#495: Ik zie ik zie wat jij niet ziet

De baan die voor vele scenarioschrijvers inspiratie biedt, is er één waar in de realiteit over gezwegen wordt. Iedereen kent James Bond, The Americans, the man from U.N.C.L.E. en, vooruit, Austin Powers. Maar niemand kent een echte. Althans, niemand realiseert zich dat hij een echte kent, zoals de serie The Salisbury Poisonings ook pijnlijk duidelijk maakt. En dat is ook logisch. Een spion werkt ónder de radar. In de huidige roerige tijden waarin de contouren van de wereldorde vervagen en verschuiven, is dit thema actueler dan ooit. Het is dan ook niet verwonderlijk dat een wetswijziging om de strafbaarstelling van spionage uit te breiden op handen is.
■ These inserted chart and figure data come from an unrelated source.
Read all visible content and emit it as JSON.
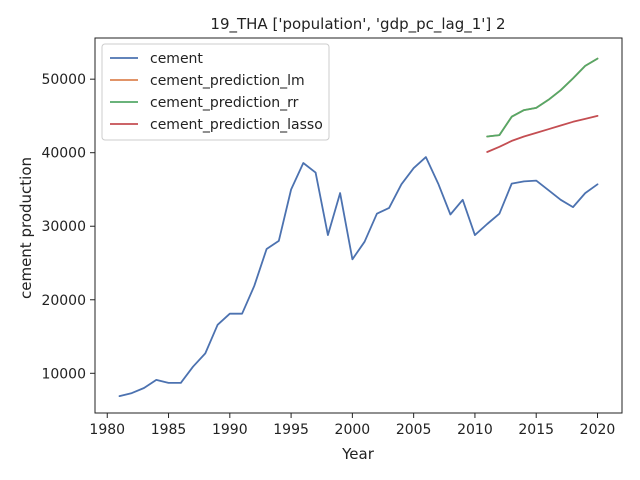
{
  "chart_data": {
    "type": "line",
    "title": "19_THA ['population', 'gdp_pc_lag_1'] 2",
    "xlabel": "Year",
    "ylabel": "cement production",
    "xlim": [
      1979,
      2022
    ],
    "ylim": [
      4600,
      55600
    ],
    "x_ticks": [
      1980,
      1985,
      1990,
      1995,
      2000,
      2005,
      2010,
      2015,
      2020
    ],
    "y_ticks": [
      10000,
      20000,
      30000,
      40000,
      50000
    ],
    "legend_position": "top-left",
    "grid": false,
    "series": [
      {
        "name": "cement",
        "color": "#4c72b0",
        "x": [
          1981,
          1982,
          1983,
          1984,
          1985,
          1986,
          1987,
          1988,
          1989,
          1990,
          1991,
          1992,
          1993,
          1994,
          1995,
          1996,
          1997,
          1998,
          1999,
          2000,
          2001,
          2002,
          2003,
          2004,
          2005,
          2006,
          2007,
          2008,
          2009,
          2010,
          2011,
          2012,
          2013,
          2014,
          2015,
          2016,
          2017,
          2018,
          2019,
          2020
        ],
        "y": [
          6900,
          7300,
          8000,
          9100,
          8700,
          8700,
          10900,
          12700,
          16600,
          18100,
          18100,
          21900,
          26900,
          28000,
          35000,
          38600,
          37300,
          28800,
          34500,
          25500,
          27900,
          31700,
          32500,
          35700,
          37900,
          39400,
          35800,
          31600,
          33600,
          28800,
          30300,
          31700,
          35800,
          36100,
          36200,
          34900,
          33600,
          32600,
          34500,
          35700
        ]
      },
      {
        "name": "cement_prediction_lm",
        "color": "#dd8452",
        "x": [
          2011,
          2012,
          2013,
          2014,
          2015,
          2016,
          2017,
          2018,
          2019,
          2020
        ],
        "y": [
          42200,
          42400,
          44900,
          45800,
          46100,
          47200,
          48500,
          50100,
          51800,
          52800
        ]
      },
      {
        "name": "cement_prediction_rr",
        "color": "#55a868",
        "x": [
          2011,
          2012,
          2013,
          2014,
          2015,
          2016,
          2017,
          2018,
          2019,
          2020
        ],
        "y": [
          42200,
          42400,
          44900,
          45800,
          46100,
          47200,
          48500,
          50100,
          51800,
          52800
        ]
      },
      {
        "name": "cement_prediction_lasso",
        "color": "#c44e52",
        "x": [
          2011,
          2012,
          2013,
          2014,
          2015,
          2016,
          2017,
          2018,
          2019,
          2020
        ],
        "y": [
          40100,
          40800,
          41600,
          42200,
          42700,
          43200,
          43700,
          44200,
          44600,
          45000
        ]
      }
    ]
  }
}
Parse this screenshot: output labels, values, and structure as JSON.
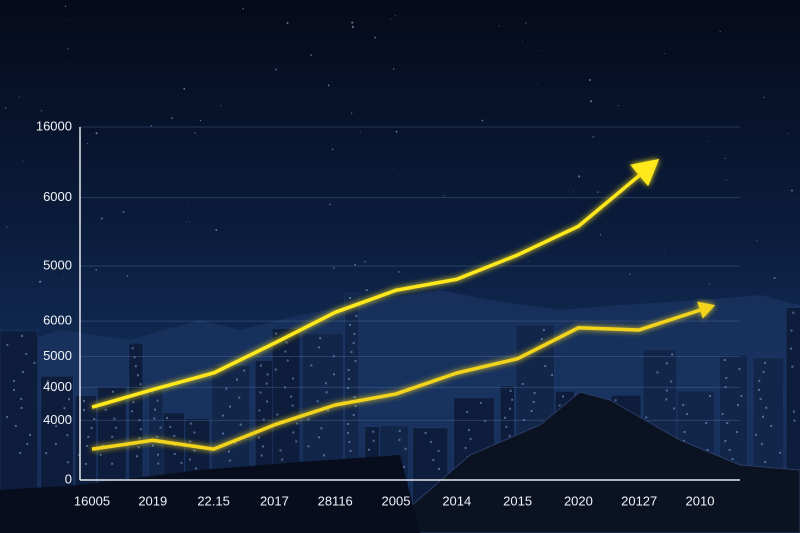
{
  "chart_data": {
    "type": "line",
    "categories": [
      "16005",
      "2019",
      "22.15",
      "2017",
      "28116",
      "2005",
      "2014",
      "2015",
      "2020",
      "20127",
      "2010"
    ],
    "series": [
      {
        "color": "#ffe81a",
        "values": [
          3300,
          4100,
          4850,
          6200,
          7600,
          8600,
          9100,
          10200,
          11500,
          13800,
          null
        ]
      },
      {
        "color": "#f2d41c",
        "values": [
          1400,
          1800,
          1400,
          2500,
          3400,
          3900,
          4850,
          5500,
          6900,
          6800,
          7700
        ]
      }
    ],
    "ylim": [
      0,
      16000
    ],
    "yticks": [
      0,
      {
        "value": 2700,
        "label": "4000"
      },
      {
        "value": 4200,
        "label": "4000"
      },
      {
        "value": 5600,
        "label": "5000"
      },
      {
        "value": 7200,
        "label": "6000"
      },
      {
        "value": 9700,
        "label": "5000"
      },
      {
        "value": 12800,
        "label": "6000"
      },
      16000
    ],
    "grid": true
  }
}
Op 28 februari 2022 – vier dagen na de Russische invasie in Oekraïne – verscheen een nieuw wetsvoorstel om de strafbaarstelling van spionage uit te brengen. Als achtergrond wordt benoemd dat er verschillende ontwikkelingen zijn die hiertoe aanleiding hebben gegeven. “Zo zijn er […] nieuwe spelers op het wereldtoneel verschenen, die met allerlei middelen en steeds assertiever hun eigen belangen proberen te behartigen. Met de digitalisering neemt ook de digitale spionage een vlucht.” Ook diasporaspionage wordt genoemd: “Bij deze vorm proberen buitenlandse overheden invloed uit te oefenen binnen gemeenschappen in Nederland die uit die landen afkomstig zijn. Binnen deze gemeenschappen worden tegenstanders en critici van buitenlandse overheden de mond gesnoerd of onder druk gezet om anderszins mee te werken.” Om te voorkomen dat Nederland achter komt te lopen bij omringende landen en daarmee een aantrekkelijk doelwit wordt, moet Nederland nu ook verdere stappen zetten. Spionage en sabotage van statelijke actoren worden geduid als het grootste digitale risico voor de nationale veiligheid.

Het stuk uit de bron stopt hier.